Continuing from the last WAIR, I wanted to take a look at how ViTs can be extended to dense prediction.

Swin Transformer: Hierarchical Vision Transformer using Shifted Windows

  • Linear in image size (regular ViT is quadratic)
  • Swin = Shifted Window
    • Localized self attention within a window partition
    • Successive window partitions are shifted, which allows for connecting features
  • Advantages in computational complexity vs the sliding window, and also vs traditional ViT (as mentioned above ViT is typically quadratic).
  • Enables dense prediction by adding FPN (Feature Pyramidal Network) on the hierarchical features from each stage of Swin network.
  • Has some neat tricks to optimize training/inference on the shifted windows, when the windows can be varying in shape.
    • Uses masking.

Diffusion models & SDE

Denoising Diffusion Probabilistic Models (DDPM)

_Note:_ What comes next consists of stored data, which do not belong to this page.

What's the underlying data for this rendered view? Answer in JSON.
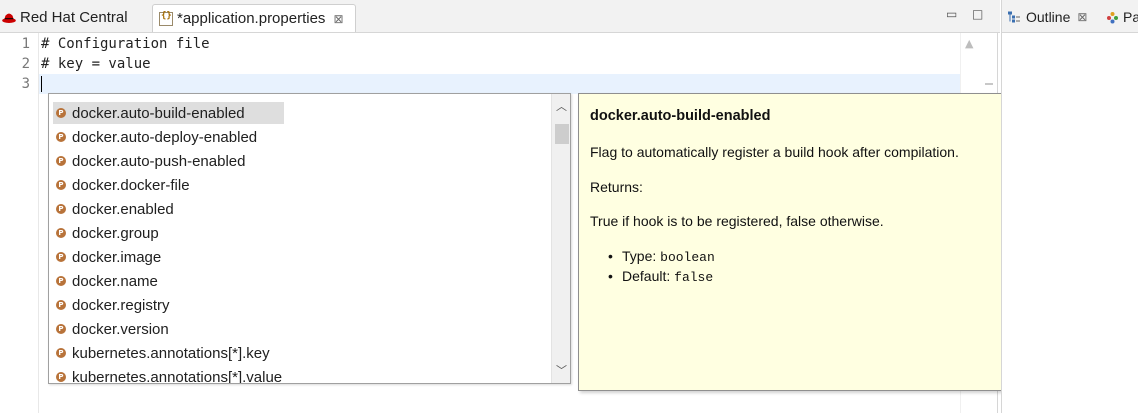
{
  "tabs": [
    {
      "label": "Red Hat Central",
      "icon": "redhat-icon",
      "active": false
    },
    {
      "label": "*application.properties",
      "icon": "properties-file-icon",
      "active": true,
      "close": "⊠"
    }
  ],
  "window_buttons": {
    "minimize": "▭",
    "maximize": "□"
  },
  "editor": {
    "lines": [
      {
        "num": "1",
        "text": "# Configuration file"
      },
      {
        "num": "2",
        "text": "# key = value"
      },
      {
        "num": "3",
        "text": ""
      }
    ],
    "scroll_up": "▲"
  },
  "completion": {
    "items": [
      "docker.auto-build-enabled",
      "docker.auto-deploy-enabled",
      "docker.auto-push-enabled",
      "docker.docker-file",
      "docker.enabled",
      "docker.group",
      "docker.image",
      "docker.name",
      "docker.registry",
      "docker.version",
      "kubernetes.annotations[*].key",
      "kubernetes.annotations[*].value"
    ],
    "selected_index": 0,
    "scroll_up": "︿",
    "scroll_down": "﹀"
  },
  "doc": {
    "title": "docker.auto-build-enabled",
    "description": "Flag to automatically register a build hook after compilation.",
    "returns_label": "Returns:",
    "returns_text": "True if hook is to be registered, false otherwise.",
    "type_label": "Type: ",
    "type_value": "boolean",
    "default_label": "Default: ",
    "default_value": "false"
  },
  "side": {
    "outline_label": "Outline",
    "outline_close": "⊠",
    "palette_label": "Pa"
  },
  "colors": {
    "doc_background": "#ffffe1",
    "current_line": "#e8f2fe",
    "property_icon": "#b8733a"
  }
}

  • Although diffusion models go back to 2015 (at least) this paper kicked off the current popularity of diffusion in generative models.
  • Diffusion models use both a (fixed) forward discrete Markov process and reverse (learned) Markov process.
  • The forward process conditional distributions (denoted $q$) are chosen to converge to $x_T \rightarrow \mathbf{N}(0, 1)$.
  • Instead of optimizing against the intractable negative log likelihood loss $- \log p_\theta(x)$ optimize against the ELBO $\log \frac{q(x_{1:T}\vert x_0)}{p_\theta(x_{0:T})} \geq - \log p_\theta(x)$
  • By making certain choices of how to parametrize $p_\theta$ and knowing some properties of the forward process corresponding to $q$, we eventually have a loss to minimize \(\mathbb{E}_{t, x_0, \epsilon} \Vert \mathbf{\epsilon} - \mathbf{\epsilon}_\theta (\sqrt{\bar{\alpha}_t} \mathbf{x}_0 + \sqrt{1 - \bar{\alpha_t}} \mathbf{\epsilon}, t)\Vert\)
    • $\mathbf{\epsilon}_\theta$ function approximator (i.e. our neural net) that approximates $\mathbf{\epsilon}$
    • $\bar{\alpha}_t$ depends only on $t$ and the noise schedule of the forward process, which is fixed.
    • $t$ is sampled, and there is normally a weighting term based on $t$ (which is dropped in this equation)
    • equivalent to Langevin dynamics, resembles denoising score matching.
  • Inference needs to step through all the iterations of the backward process, adding some small noise $\mathbf{z}$ each step.
    • \[\mathbf{x}_{t - 1} = \frac{1}{\sqrt{\alpha_t}}( \mathbf{x}_t - \frac{1 - \alpha_t}{\sqrt{1 - \bar{\alpha_t}}} \mathbf{\epsilon}_\theta(\mathbf{x}_t, t)) + \sigma_t \mathbf{z}\]
    • $\sigma_t^2 = \beta_t$ is the choice of parametrization for variance of the reverse process distribution.